Fatores de risco e vulnerabilidades

O risco de suicídio é determinado por uma interação complexa de fatores que aumentam a vulnerabilidade do indivíduo. O principal deles, estatisticamente, é a presença de transtornos mentais — como depressão maior, transtorno bipolar, esquizofrenia e transtornos de personalidade. Quando essas condições não recebem o manejo clínico correto, a percepção de saída para a dor torna-se limitada.

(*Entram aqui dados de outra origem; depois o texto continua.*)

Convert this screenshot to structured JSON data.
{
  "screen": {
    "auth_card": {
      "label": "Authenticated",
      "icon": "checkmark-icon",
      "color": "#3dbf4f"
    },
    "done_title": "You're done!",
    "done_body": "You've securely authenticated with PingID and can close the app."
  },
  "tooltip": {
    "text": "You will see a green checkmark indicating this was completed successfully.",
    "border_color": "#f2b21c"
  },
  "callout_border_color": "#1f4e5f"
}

Além do diagnóstico clínico, o histórico pessoal é um marcador crítico: tentativas anteriores de suicídio são o preditor isolado mais forte de novas ocorrências. Somam-se a isso variáveis como o histórico familiar, o abuso de substâncias (que eleva a impulsividade) e doenças crônicas acompanhadas de dor intratável. Eventos estressores agudos, como crises financeiras severas, perdas afetivas ou situações de bullying e discriminação, podem atuar como gatilhos em um terreno já fragilizado.

Barreiras de proteção e resiliência

Por outro lado, existem elementos que funcionam como amortecedores do impacto emocional, mesmo em crises profundas. A rede de apoio social — composta por família, amigos e comunidade — é um dos pilares de proteção mais robustos, pois oferece o senso de pertencimento necessário para neutralizar o isolamento.

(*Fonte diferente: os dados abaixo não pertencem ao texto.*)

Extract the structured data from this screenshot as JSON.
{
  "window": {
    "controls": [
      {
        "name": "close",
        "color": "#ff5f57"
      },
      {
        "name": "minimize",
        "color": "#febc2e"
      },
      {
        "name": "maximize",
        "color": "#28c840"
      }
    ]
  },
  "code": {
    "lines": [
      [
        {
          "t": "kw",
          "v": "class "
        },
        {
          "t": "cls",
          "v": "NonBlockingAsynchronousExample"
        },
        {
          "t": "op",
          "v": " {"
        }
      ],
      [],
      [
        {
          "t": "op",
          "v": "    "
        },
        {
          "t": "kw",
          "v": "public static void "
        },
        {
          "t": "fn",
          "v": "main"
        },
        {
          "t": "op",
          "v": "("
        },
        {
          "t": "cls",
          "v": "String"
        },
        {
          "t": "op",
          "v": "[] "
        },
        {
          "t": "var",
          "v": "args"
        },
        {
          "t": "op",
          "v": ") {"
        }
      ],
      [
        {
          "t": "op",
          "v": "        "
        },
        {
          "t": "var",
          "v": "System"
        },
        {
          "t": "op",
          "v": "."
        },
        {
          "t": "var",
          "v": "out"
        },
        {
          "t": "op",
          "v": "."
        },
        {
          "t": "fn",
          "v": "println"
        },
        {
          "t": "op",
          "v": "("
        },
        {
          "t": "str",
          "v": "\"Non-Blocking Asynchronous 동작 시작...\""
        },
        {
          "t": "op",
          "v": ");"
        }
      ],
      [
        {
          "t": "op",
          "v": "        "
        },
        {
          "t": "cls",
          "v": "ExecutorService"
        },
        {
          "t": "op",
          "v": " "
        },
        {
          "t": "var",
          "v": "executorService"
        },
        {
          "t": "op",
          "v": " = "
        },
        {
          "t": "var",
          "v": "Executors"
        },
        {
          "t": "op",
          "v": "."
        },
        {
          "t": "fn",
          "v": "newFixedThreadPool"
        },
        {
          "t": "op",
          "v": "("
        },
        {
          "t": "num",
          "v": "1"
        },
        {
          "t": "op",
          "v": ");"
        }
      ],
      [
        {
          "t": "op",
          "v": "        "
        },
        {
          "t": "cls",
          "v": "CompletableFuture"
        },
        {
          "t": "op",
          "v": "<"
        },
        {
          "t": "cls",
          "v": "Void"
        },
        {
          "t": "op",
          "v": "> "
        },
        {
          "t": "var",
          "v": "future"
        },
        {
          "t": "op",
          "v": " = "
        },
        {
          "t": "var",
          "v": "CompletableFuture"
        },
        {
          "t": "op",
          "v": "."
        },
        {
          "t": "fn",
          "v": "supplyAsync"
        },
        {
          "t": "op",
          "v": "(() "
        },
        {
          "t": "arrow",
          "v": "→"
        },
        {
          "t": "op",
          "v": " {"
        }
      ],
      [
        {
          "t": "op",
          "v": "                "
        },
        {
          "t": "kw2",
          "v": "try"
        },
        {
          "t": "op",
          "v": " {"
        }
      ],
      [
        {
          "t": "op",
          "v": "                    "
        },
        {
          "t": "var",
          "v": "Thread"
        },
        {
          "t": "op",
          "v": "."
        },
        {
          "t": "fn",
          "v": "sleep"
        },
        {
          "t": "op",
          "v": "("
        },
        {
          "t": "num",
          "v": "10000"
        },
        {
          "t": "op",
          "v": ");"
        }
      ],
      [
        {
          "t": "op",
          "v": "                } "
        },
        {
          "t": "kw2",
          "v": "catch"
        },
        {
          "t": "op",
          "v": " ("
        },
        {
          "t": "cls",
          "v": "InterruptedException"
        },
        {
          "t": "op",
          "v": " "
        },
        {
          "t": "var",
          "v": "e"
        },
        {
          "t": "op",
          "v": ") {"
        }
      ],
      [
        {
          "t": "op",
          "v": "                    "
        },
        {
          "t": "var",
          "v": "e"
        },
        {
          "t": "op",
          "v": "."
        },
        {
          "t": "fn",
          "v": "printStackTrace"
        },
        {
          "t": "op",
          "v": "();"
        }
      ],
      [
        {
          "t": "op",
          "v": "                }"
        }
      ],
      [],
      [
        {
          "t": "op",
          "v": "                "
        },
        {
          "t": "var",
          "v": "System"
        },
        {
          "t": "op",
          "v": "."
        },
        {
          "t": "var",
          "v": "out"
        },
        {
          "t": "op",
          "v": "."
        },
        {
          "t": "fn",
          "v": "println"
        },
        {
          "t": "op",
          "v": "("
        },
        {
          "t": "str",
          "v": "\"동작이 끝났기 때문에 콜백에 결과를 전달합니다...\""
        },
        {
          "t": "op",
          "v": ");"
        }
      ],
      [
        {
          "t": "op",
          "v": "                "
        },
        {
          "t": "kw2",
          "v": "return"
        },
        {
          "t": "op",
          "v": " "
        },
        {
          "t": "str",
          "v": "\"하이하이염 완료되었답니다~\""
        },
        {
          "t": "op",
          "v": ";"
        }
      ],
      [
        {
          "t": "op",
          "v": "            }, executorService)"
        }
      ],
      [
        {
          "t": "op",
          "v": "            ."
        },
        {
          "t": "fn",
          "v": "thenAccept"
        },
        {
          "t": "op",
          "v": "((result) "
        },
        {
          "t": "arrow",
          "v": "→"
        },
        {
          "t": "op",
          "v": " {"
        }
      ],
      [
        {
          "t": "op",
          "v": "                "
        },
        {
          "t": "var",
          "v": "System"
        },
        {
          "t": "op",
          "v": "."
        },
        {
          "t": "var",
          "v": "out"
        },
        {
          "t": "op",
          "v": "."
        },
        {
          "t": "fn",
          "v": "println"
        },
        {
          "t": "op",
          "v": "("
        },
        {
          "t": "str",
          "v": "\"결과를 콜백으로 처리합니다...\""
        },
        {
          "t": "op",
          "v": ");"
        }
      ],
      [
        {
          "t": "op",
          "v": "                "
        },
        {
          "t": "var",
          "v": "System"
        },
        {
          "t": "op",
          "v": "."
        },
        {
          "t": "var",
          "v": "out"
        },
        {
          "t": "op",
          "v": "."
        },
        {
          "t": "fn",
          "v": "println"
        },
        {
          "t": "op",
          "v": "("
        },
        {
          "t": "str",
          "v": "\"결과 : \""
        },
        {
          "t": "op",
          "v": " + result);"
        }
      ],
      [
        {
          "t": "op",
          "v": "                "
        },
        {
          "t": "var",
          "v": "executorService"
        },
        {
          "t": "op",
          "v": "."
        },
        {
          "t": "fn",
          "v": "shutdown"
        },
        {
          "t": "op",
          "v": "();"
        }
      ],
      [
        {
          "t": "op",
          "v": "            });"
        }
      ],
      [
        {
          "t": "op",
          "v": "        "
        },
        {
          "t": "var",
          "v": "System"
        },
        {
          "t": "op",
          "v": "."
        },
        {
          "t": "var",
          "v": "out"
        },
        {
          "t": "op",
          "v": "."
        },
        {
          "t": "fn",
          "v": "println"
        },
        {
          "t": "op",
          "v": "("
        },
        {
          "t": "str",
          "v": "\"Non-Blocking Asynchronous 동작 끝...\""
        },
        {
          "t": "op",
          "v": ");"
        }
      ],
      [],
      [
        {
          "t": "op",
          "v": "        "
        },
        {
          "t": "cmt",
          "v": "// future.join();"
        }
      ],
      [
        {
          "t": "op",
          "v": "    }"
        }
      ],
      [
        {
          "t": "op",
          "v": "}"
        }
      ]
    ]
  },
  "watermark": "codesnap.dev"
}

Vínculos afetivos significativos, sejam com pessoas ou animais de estimação, e o senso de propósito derivado de crenças ou espiritualidade, auxiliam na manutenção da esperança. No âmbito clínico, o acesso facilitado ao tratamento psicoterapêutico e psiquiátrico, aliado a uma boa aliança terapêutica, é fundamental para que o indivíduo desenvolva habilidades de resolução de problemas e resiliência diante das adversidades da vida.

Identificação dos sinais de alerta

Embora o sofrimento nem sempre seja verbalizado de forma direta, a observação de mudanças de padrão pode salvar vidas. Os sinais costumam se manifestar em três esferas:

  • Verbais: Frases que indicam desesperança, o sentimento de ser um "fardo" para os outros ou o desejo de "dormir e não acordar".
  • Comportamentais: Isolamento súbito, abandono de atividades prazerosas, doação de pertences valiosos, despedidas atípicas ou uma calma repentina após um período de grande agitação (que pode indicar que a decisão foi tomada).
  • Situacionais: Ocorrência de perdas traumáticas recentes ou diagnósticos de doenças graves que alteram drasticamente a perspectiva de futuro.

Importante: Este conteúdo possui caráter informativo e não substitui o acompanhamento profissional. Se você ou alguém que você conhece está em sofrimento intenso, não espere. O Centro de Valorização da Vida (CVV) oferece apoio emocional gratuito e sigiloso 24 horas por dia através do número 188. Em casos de emergência ou risco imediato, entre em contato com o SAMU (192) ou procure a emergência hospitalar mais próxima. O sofrimento psíquico tem manejo e a ajuda profissional é o caminho para a preservação da vida.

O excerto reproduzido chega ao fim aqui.